La giustizia non è uguale per tutti. Per questo motivo in Italia la situazione è “inquietante”.

La riforma della giustizia non è una priorità, rispetto a quelle costituite da economia e lavoro.

Le larghe intese erano state fin dall’inizio una modalità azzardata, che non avrebbero potuto avere altro risultato che costi molto alti, in particolare per gli obiettivi a cuore dell’elettorato del centro sinistra.

Viviamo  i risultati di una legge elettorale che favorisce l’ingovernabilità.

La riforma costituzionale è un “colpo di stato” estivo che M5S e SEL hanno estorto al PD.

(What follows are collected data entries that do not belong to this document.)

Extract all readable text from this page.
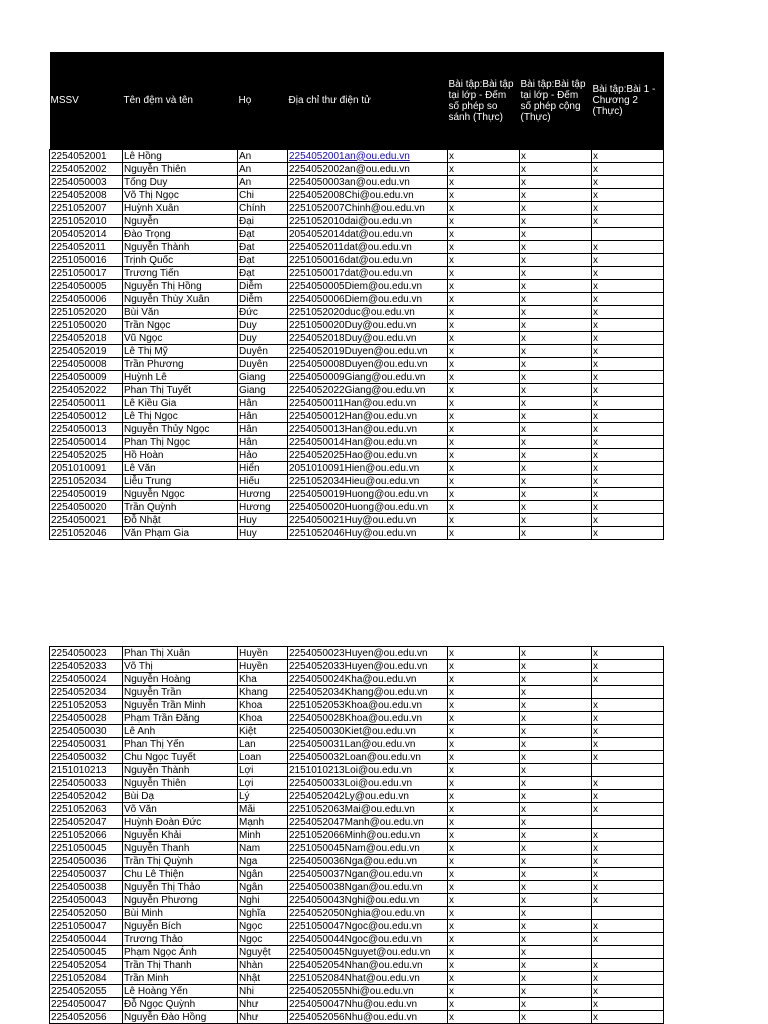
MSSV	Tên đệm và tên	Họ	Địa chỉ thư điện tử	Bài tập:Bài tập tại lớp - Đếm số phép so sánh (Thực)	Bài tập:Bài tập tại lớp - Đếm số phép cộng (Thực)	Bài tập:Bài 1 - Chương 2 (Thực)
2254052001	Lê Hồng	An	2254052001an@ou.edu.vn	x	x	x
2254052002	Nguyễn Thiên	An	2254052002an@ou.edu.vn	x	x	x
2254050003	Tống Duy	An	2254050003an@ou.edu.vn	x	x	x
2254052008	Võ Thị Ngọc	Chi	2254052008Chi@ou.edu.vn	x	x	x
2251052007	Huỳnh Xuân	Chính	2251052007Chinh@ou.edu.vn	x	x	x
2251052010	Nguyễn	Đại	2251052010dai@ou.edu.vn	x	x	x
2054052014	Đào Trọng	Đạt	2054052014dat@ou.edu.vn	x	x	
2254052011	Nguyễn Thành	Đạt	2254052011dat@ou.edu.vn	x	x	x
2251050016	Trịnh Quốc	Đạt	2251050016dat@ou.edu.vn	x	x	x
2251050017	Trương Tiến	Đạt	2251050017dat@ou.edu.vn	x	x	x
2254050005	Nguyễn Thị Hồng	Diễm	2254050005Diem@ou.edu.vn	x	x	x
2254050006	Nguyễn Thùy Xuân	Diễm	2254050006Diem@ou.edu.vn	x	x	x
2251052020	Bùi Văn	Đức	2251052020duc@ou.edu.vn	x	x	x
2251050020	Trần Ngọc	Duy	2251050020Duy@ou.edu.vn	x	x	x
2254052018	Vũ Ngọc	Duy	2254052018Duy@ou.edu.vn	x	x	x
2254052019	Lê Thị Mỹ	Duyên	2254052019Duyen@ou.edu.vn	x	x	x
2254050008	Trần Phương	Duyên	2254050008Duyen@ou.edu.vn	x	x	x
2254050009	Huỳnh Lê	Giang	2254050009Giang@ou.edu.vn	x	x	x
2254052022	Phan Thị Tuyết	Giang	2254052022Giang@ou.edu.vn	x	x	x
2254050011	Lê Kiều Gia	Hân	2254050011Han@ou.edu.vn	x	x	x
2254050012	Lê Thị Ngọc	Hân	2254050012Han@ou.edu.vn	x	x	x
2254050013	Nguyễn Thủy Ngọc	Hân	2254050013Han@ou.edu.vn	x	x	x
2254050014	Phan Thị Ngọc	Hân	2254050014Han@ou.edu.vn	x	x	x
2254052025	Hồ Hoàn	Hảo	2254052025Hao@ou.edu.vn	x	x	x
2051010091	Lê Văn	Hiển	2051010091Hien@ou.edu.vn	x	x	x
2251052034	Liễu Trung	Hiếu	2251052034Hieu@ou.edu.vn	x	x	x
2254050019	Nguyễn Ngọc	Hương	2254050019Huong@ou.edu.vn	x	x	x
2254050020	Trần Quỳnh	Hương	2254050020Huong@ou.edu.vn	x	x	x
2254050021	Đỗ Nhật	Huy	2254050021Huy@ou.edu.vn	x	x	x
2251052046	Văn Phạm Gia	Huy	2251052046Huy@ou.edu.vn	x	x	x
2254050023	Phan Thị Xuân	Huyền	2254050023Huyen@ou.edu.vn	x	x	x
2254052033	Võ Thị	Huyền	2254052033Huyen@ou.edu.vn	x	x	x
2254050024	Nguyễn Hoàng	Kha	2254050024Kha@ou.edu.vn	x	x	x
2254052034	Nguyễn Trần	Khang	2254052034Khang@ou.edu.vn	x	x	
2251052053	Nguyễn Trần Minh	Khoa	2251052053Khoa@ou.edu.vn	x	x	x
2254050028	Phạm Trần Đăng	Khoa	2254050028Khoa@ou.edu.vn	x	x	x
2254050030	Lê Anh	Kiệt	2254050030Kiet@ou.edu.vn	x	x	x
2254050031	Phan Thị Yến	Lan	2254050031Lan@ou.edu.vn	x	x	x
2254050032	Chu Ngọc Tuyết	Loan	2254050032Loan@ou.edu.vn	x	x	x
2151010213	Nguyễn Thành	Lợi	2151010213Loi@ou.edu.vn	x	x	
2254050033	Nguyễn Thiên	Lợi	2254050033Loi@ou.edu.vn	x	x	x
2254052042	Bùi Dạ	Lý	2254052042Ly@ou.edu.vn	x	x	x
2251052063	Võ Văn	Mãi	2251052063Mai@ou.edu.vn	x	x	x
2254052047	Huỳnh Đoàn Đức	Mạnh	2254052047Manh@ou.edu.vn	x	x	
2251052066	Nguyễn Khải	Minh	2251052066Minh@ou.edu.vn	x	x	x
2251050045	Nguyễn Thanh	Nam	2251050045Nam@ou.edu.vn	x	x	x
2254050036	Trần Thị Quỳnh	Nga	2254050036Nga@ou.edu.vn	x	x	x
2254050037	Chu Lê Thiện	Ngân	2254050037Ngan@ou.edu.vn	x	x	x
2254050038	Nguyễn Thị Thảo	Ngân	2254050038Ngan@ou.edu.vn	x	x	x
2254050043	Nguyễn Phương	Nghi	2254050043Nghi@ou.edu.vn	x	x	x
2254052050	Bùi Minh	Nghĩa	2254052050Nghia@ou.edu.vn	x	x	
2251050047	Nguyễn Bích	Ngọc	2251050047Ngoc@ou.edu.vn	x	x	x
2254050044	Trương Thảo	Ngọc	2254050044Ngoc@ou.edu.vn	x	x	x
2254050045	Phạm Ngọc Ánh	Nguyệt	2254050045Nguyet@ou.edu.vn	x	x	
2254052054	Trần Thị Thanh	Nhàn	2254052054Nhan@ou.edu.vn	x	x	x
2251052084	Trần Minh	Nhật	2251052084Nhat@ou.edu.vn	x	x	x
2254052055	Lê Hoàng Yến	Nhi	2254052055Nhi@ou.edu.vn	x	x	x
2254050047	Đỗ Ngọc Quỳnh	Như	2254050047Nhu@ou.edu.vn	x	x	x
2254052056	Nguyễn Đào Hồng	Như	2254052056Nhu@ou.edu.vn	x	x	x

La via d’uscita risiede nella sostituzione (è un’esortazione o un appello?), nel calendario dei lavori parlamentari di settembre, della riforma della Costituzione con quella della legge elettorale, senza la quale non si può tornare alle urne con relativa serenità.

In conclusione Stefano Rodotà fa notare come il nostro non sia uno scenario del tutto negativo, visto che sono ancora in circolo nella società contemporanea degli “anticorpi democratici”, e che i cittadini dimostrano quotidianamente di sapere e volere utilizzare i mezzi a disposizione per mobilitazioni concrete  a favore dei temi “veri”, un chiaro riferimento alla raccolta firme “Respect“ Costituzione.

Nei giorni scorsi mi sono registrata e ho fatto un giro su “Partecipa” – Consultazione pubblica sulle riforme costituzionali.

Confermo ciò che ho già avuto occasione di dire: mi sembra uno strumento di consultazione democratica che vale la pena di utilizzare, quantomeno per dire la propria. L’ho utilizzato, infatti, notando che insieme alle opzioni previste per default sulle alternative relative alle voci oggetto di cambiamento della nostra Costituzione, è possibile esprimersi in favore anche di nessun cambiamento. Un “no” che andrebbe ad aggiungersi a quello eventualmente già espresso attraverso la petizione sostenuta da Il Fatto Quotidiano.

Mi piace la combattività e l’ottimismo di Rodotà. Trovo difficile immaginare di imboccare un cambiamento non violento nel nostro paese senza essere supportati da un atteggiamento minimamente costruttivo.

Insomma, io ci provo a pensare positivo, sperando che la Storia mi dia ragione.

Qualche pagina dopo l’intervista a Rodotà, sul Manifesto si poteva leggere anche un suggestivo racconto di Davide Orecchio (Un ebreo Usa a Berlino) che ricorda fino a che punto chi vive in una determinata epoca, trovi plausibile qualunque ipotesi sugli sviluppi a breve termine del corso degli eventi nei quali si trova immerso.

Protagonista ne è Abraham Plotkin, sindacalista americano che, pochi mesi prima dell’incendio del Reichstag, parte da San Francisco e si insedia a Berlino. Per la durata della narrazione, il lettore si ritrova traslato dietro lo sguardo del redattore di un diario, dato successivamente alle stampe nel paese di origine, nel quale registra gli eventi, “intuisce, dubita, sottovaluta”. Esercita “il privilegio del diarista”, colui che “vive e scrive di vivere. Vede, e descrive quel che vede, e l’atto del vedere”. Incontra i contemporanei e, con loro, ancora riesce a ipotizzare “scenari che non avrebbero dato esiti, eppure altrettanto verosimili, se non probabili del cupo avverarsi del totalitarismo”.

Allo scopo di irrobustirsi e rimediare alle pecche della propria nascita yankee,  cercando di comprendere il funzionamento dello stato sociale e il “segreto” dei provvidi sussidi all’abnorme numero di disoccupati, Plotkin mette in atto “la ritenzione del diarista” e indossa “la spugnosità del viaggiatore”: cammina, vive, parla immerso tra la gente. Una folla di individui tra i quali spiccano “molte personalità della classe dirigente socialdemocratica e sindacale berlinese”. Folla che Davide Orecchio trasforma presto in un coro del teatro greco, drammatico contrappunto alle dichiarazioni ingenuamente fiduciose di Plotkin sull’incalzare degli avvenimenti.

Finché nel corso della notte del ventisette febbraio 1933, si ritrova “costretto a testimoniare” la fine di ogni congettura differente da ciò che è ormai è divenuto “fatto inevitabile in quanto accaduto”.